Jan. 30, 2004 — Exogenous administration of coenzyme Q 10 (CoQ 10) may play a positive role in the treatment of infertile men with idiopathic asthenozoospermia, according to results of an open, uncontrolled pilot study published in the January issue of Fertility and Sterility.
“The positive effect of exogenous administration could be explained on the basis of the well-known involvement of CoQ 10 in mitochondrial bioenergetics and of its widely recognized antioxidant properties,” write Giancarlo Balercia, MD, and colleagues, from the University of Ancona in Italy.
Investigators selected 22 patients (mean age, 31 years; range, 25-39 years) with idiopathic asthenozoospermia. Subjects had a clinical history of primary infertility of at least three years. In addition to medical screening, researchers measured subjects’ testicular volume using Prader’s orchidometer.

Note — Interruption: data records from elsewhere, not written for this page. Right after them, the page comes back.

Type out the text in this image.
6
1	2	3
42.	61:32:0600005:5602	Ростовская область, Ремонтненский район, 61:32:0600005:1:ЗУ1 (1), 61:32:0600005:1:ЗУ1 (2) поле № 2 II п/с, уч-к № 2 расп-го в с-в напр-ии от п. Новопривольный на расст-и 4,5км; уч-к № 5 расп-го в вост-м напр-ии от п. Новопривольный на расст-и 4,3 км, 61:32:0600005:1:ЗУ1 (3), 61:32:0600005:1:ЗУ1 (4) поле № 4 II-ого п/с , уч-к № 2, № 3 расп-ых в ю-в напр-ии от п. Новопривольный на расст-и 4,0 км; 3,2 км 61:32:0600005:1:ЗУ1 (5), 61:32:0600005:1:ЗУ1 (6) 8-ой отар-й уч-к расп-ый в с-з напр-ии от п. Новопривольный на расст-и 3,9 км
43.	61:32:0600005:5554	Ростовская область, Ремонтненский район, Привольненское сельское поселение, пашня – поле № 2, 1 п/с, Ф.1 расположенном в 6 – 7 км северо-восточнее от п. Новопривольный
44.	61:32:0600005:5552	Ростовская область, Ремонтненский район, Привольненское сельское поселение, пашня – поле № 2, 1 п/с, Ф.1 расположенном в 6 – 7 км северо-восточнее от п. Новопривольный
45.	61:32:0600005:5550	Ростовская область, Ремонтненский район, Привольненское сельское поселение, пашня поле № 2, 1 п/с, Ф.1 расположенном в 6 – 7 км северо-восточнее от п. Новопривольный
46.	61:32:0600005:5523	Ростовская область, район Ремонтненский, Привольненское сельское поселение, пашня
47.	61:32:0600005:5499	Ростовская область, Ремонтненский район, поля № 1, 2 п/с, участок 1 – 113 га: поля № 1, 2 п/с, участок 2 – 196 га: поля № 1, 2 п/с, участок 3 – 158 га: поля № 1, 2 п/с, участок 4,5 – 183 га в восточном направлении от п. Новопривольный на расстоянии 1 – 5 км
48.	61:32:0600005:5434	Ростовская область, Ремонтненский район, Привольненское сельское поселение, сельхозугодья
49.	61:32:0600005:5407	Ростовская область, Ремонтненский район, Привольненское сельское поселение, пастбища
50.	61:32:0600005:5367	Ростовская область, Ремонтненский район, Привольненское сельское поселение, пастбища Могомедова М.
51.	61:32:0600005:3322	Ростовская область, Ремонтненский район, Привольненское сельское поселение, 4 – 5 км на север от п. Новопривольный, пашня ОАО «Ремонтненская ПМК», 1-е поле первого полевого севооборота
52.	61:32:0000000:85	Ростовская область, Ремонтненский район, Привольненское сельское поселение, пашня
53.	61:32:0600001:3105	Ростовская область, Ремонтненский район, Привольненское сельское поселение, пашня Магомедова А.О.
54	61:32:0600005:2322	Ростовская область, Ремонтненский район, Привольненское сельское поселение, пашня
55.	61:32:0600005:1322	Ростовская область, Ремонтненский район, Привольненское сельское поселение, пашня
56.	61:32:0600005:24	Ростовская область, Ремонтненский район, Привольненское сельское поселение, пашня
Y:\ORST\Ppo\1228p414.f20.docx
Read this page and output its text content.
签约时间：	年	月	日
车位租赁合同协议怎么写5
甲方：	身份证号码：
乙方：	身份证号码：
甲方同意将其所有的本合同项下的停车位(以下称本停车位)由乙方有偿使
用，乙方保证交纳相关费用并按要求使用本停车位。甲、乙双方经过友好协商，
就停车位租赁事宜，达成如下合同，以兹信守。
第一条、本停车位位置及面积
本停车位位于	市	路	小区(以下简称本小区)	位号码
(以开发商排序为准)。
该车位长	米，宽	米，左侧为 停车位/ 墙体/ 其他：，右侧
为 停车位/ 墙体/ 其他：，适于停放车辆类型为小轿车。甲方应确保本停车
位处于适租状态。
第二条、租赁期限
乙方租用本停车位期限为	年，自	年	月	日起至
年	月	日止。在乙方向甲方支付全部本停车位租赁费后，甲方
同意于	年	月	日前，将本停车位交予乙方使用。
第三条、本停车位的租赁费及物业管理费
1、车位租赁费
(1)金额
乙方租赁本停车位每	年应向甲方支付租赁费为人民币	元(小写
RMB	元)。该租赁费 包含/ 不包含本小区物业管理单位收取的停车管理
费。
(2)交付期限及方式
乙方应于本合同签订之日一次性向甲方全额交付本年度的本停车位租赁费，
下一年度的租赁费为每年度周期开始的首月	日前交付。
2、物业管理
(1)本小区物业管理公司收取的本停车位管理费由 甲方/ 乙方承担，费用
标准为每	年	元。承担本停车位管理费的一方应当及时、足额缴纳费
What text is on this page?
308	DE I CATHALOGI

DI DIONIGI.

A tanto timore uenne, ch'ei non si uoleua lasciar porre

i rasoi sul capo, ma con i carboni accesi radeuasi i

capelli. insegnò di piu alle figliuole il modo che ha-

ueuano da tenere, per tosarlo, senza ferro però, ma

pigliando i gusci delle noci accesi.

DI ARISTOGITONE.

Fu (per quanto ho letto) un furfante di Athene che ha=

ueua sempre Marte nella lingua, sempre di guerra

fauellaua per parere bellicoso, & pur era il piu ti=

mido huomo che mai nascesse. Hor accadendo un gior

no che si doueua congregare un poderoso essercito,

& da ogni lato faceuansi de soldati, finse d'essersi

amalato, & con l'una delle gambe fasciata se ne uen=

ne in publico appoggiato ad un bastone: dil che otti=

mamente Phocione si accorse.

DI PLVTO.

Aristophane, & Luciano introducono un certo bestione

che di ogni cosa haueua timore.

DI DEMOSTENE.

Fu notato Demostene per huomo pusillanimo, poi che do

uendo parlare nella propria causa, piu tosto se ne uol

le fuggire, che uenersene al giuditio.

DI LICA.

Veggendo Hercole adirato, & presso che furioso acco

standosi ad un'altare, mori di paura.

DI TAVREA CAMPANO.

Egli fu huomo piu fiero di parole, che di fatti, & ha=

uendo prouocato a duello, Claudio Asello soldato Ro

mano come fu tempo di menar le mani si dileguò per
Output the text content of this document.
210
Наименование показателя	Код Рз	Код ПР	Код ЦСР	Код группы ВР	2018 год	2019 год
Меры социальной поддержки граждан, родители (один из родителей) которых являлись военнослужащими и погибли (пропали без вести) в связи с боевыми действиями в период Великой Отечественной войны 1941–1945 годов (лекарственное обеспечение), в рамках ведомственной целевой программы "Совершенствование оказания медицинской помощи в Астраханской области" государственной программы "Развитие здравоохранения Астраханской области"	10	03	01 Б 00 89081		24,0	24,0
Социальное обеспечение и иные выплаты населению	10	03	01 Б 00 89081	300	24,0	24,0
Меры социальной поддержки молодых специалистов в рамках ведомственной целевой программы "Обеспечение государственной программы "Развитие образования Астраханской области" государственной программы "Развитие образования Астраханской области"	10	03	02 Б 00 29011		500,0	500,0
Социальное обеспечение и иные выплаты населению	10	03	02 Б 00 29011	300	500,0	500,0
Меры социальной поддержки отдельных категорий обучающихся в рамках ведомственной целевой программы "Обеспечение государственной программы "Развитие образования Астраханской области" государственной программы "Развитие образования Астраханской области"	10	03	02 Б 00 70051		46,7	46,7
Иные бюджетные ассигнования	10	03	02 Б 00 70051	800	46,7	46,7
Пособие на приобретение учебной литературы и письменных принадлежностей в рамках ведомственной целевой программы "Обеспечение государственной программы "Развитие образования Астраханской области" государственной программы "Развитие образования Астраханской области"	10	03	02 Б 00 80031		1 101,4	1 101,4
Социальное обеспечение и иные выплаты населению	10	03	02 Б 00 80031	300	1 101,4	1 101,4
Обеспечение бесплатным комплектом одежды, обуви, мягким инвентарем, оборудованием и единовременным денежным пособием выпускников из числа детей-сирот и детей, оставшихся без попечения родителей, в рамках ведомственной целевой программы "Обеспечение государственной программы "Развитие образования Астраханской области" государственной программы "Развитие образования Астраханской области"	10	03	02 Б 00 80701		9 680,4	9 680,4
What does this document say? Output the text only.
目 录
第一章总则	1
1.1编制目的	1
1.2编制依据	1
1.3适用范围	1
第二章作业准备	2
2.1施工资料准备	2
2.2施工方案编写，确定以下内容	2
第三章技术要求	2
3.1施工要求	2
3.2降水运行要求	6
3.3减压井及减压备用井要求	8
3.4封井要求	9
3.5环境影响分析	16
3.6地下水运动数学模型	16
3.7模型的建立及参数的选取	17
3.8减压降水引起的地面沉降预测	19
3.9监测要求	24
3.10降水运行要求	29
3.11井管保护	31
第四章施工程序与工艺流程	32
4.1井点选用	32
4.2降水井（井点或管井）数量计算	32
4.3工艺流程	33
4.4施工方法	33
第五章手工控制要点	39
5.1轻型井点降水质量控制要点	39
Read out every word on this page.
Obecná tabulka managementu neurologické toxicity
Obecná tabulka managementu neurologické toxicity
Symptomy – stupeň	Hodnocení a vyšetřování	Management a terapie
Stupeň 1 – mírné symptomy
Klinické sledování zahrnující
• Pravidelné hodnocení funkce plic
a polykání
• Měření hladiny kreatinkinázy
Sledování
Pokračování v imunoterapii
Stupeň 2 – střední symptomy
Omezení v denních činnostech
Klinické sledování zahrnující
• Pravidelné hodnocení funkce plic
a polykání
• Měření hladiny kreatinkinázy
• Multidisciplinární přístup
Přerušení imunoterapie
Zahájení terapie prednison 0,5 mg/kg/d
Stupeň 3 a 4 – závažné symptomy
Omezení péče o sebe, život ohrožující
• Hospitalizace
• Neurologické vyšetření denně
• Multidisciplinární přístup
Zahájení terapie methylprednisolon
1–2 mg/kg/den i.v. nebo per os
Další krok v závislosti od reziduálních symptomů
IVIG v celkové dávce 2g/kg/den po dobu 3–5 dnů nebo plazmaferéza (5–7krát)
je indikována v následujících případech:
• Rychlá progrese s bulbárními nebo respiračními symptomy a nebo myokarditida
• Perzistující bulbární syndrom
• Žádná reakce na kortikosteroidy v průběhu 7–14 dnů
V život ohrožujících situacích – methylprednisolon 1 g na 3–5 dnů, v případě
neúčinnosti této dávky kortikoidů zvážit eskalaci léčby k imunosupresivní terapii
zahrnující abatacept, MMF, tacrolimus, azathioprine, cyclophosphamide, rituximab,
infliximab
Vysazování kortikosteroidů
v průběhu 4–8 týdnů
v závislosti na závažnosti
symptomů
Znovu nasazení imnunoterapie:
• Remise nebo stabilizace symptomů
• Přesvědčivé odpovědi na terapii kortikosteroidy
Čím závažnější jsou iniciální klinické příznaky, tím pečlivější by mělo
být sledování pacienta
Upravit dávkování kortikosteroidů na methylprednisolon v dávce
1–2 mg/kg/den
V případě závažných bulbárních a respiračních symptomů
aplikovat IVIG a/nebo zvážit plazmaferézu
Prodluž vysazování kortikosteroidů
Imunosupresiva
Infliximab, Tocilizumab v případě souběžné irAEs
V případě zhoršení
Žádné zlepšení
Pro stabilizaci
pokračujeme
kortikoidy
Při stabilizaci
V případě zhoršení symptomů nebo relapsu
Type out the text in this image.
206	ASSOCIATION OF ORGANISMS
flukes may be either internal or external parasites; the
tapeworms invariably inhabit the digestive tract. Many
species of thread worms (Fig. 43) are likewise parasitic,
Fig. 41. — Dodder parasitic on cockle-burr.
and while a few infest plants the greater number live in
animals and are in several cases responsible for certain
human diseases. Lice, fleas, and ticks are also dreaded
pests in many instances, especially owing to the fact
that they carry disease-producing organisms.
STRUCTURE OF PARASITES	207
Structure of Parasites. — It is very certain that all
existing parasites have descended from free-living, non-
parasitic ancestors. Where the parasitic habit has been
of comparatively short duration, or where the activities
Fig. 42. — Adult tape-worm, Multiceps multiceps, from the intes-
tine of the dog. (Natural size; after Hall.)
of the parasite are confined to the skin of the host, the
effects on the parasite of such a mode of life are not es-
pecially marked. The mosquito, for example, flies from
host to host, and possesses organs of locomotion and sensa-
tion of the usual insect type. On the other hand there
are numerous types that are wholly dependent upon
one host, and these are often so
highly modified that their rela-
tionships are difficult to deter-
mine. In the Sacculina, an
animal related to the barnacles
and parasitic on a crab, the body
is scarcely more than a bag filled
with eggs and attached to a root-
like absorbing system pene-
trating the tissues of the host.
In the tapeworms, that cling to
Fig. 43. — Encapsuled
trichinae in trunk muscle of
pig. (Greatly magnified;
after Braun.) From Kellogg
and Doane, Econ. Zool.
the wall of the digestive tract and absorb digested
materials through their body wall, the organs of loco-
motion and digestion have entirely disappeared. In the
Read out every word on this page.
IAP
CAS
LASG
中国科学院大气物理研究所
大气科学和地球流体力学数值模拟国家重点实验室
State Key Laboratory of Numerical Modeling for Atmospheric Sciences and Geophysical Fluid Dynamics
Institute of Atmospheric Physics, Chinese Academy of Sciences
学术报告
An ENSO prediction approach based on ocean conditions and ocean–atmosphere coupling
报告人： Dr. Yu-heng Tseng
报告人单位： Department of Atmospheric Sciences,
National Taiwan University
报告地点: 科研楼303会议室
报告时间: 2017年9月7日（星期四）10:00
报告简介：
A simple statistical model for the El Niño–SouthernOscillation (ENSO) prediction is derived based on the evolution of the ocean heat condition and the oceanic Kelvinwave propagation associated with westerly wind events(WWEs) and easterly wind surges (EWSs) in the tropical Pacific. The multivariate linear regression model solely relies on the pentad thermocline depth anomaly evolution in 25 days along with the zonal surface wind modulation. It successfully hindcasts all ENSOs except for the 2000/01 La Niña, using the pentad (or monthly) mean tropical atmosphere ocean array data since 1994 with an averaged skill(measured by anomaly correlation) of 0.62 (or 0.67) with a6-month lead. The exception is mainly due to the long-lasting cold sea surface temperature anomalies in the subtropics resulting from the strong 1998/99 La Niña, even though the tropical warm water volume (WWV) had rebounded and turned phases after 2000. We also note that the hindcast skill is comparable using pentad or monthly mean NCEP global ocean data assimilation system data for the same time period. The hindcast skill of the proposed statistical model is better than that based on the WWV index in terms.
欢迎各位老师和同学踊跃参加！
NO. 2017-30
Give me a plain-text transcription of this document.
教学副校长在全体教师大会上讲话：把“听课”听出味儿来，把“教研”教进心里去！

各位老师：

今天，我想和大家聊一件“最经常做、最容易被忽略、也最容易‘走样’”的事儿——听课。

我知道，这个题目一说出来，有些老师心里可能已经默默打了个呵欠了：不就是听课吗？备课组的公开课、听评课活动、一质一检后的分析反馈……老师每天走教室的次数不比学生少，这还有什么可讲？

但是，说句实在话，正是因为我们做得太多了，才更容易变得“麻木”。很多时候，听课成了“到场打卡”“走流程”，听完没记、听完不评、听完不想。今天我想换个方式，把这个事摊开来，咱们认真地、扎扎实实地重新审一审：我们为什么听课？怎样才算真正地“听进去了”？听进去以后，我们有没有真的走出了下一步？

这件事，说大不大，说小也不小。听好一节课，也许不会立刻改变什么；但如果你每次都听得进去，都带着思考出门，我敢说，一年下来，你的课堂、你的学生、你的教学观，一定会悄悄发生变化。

Eligiblity criteria included (1) sperm count greater than 20 x 10 6/mL, sperm motility (forward motility, class a and b, according to World Health Organization [WHO] 1999 criteria) less than 50% at two distinct sperm analyses, and normal sperm morphology greater than 50%; (2) seminal white blood cells (WBCs) less than 1 x 10 6/mL, negative sperm culture, and Chlamydia and Mycoplasma ureoliticum detection; (3) normal serum levels of gonadotropins, T, E 2, and PRL; (4) absence of infectious genital diseases, anatomical abnormalities of the genital tract including varicocele, and antispermatozoa antibodies (Ab); (5) absence of systemic diseases or treatment with other drugs during the three months before enrollment in the present study; and (6) absence of smoking, alcohol, drug addiction, or occupational chemical exposure.
Researchers employed hysterosalpingography to rule out abnormal fallopian tube anatomy in female partners. Ovulation was also deemed normal.
Patients underwent oral administration of CoQ 10, 200 mg/day twice daily for six months. Researchers performed clinical examination, semen analysis including computer-assisted sperm analysis (CASA), and CoQ 10 and phosphatidylcholine assays at baseline, after six months of therapy, and six months after termination (washout).
After treatment, CoQ10 levels increased in seminal plasma; the mean value rising significantly from 42.0 ± 5.1 ng/mL at baseline to 127.1 ± 1.9 ng/mL after six months of CoQ10 administration (P < .005). Researchers also detected a significant increase of CoQ10 content in sperm cells (from 3.1 ± 0.4 to 6.5 ± 0.3 ng/106 cells; P < .05).
Phosphatidylcholine levels increased significantly both in seminal plasma and sperm cells after treatment (from 1.49 ± 0.50 to 5.84 ± 1.15 µm; P < .05; and from 6.83 ± 0.98 to 9.67 ± 1.23 nmol/106 cells; P < .05, respectively)
Forward (class a+b) motility of sperm cells went from 9.13% ± 2.50% to 16.34% ± 3.43% after six months (P < .05). Investigators also found a significant increase of curvilinear velocity (VCL) (from 26.31 ± 1.50 to 46.43 ± 2.28 µm/second; P < .05) and straight progressive velocity (VSL) (from 15.20 ± 1.30 to 20.40 ± -2.17 µm/second; P < .05) after treatment.
Using the Cramer’s index of association, the investigators found a positive dependence among the relative variations, baseline and after treatment, of seminal plasma or intracellular CoQ10 content and of VCL and VSL kinetic parameters (Cramer’s V = 0.4637, 0.3818, 0.3467, and 0.5148, respectively). After six months of washout, the investigators found a significant reduction in sperm forward motility (from 16.34% µ 3.43% to 9.50% µ 2.28%; P < .001).
CoQ 10 oral administration was well tolerated. Three couples (13.6%) achieved spontaneous pregnancy within three months of discontinuation of therapy.
“The data of the present study show a significant improvement of sperm cell kinetic features after 6 months of administration of CoQ 10, on the basis of both manual and computer- assisted evaluation,” write Dr. Balercia and colleagues.
“Furthermore, our results are the first to demonstrate that exogenous administration of CoQ 10 leads to increased levels in seminal plasma and in sperm cells.”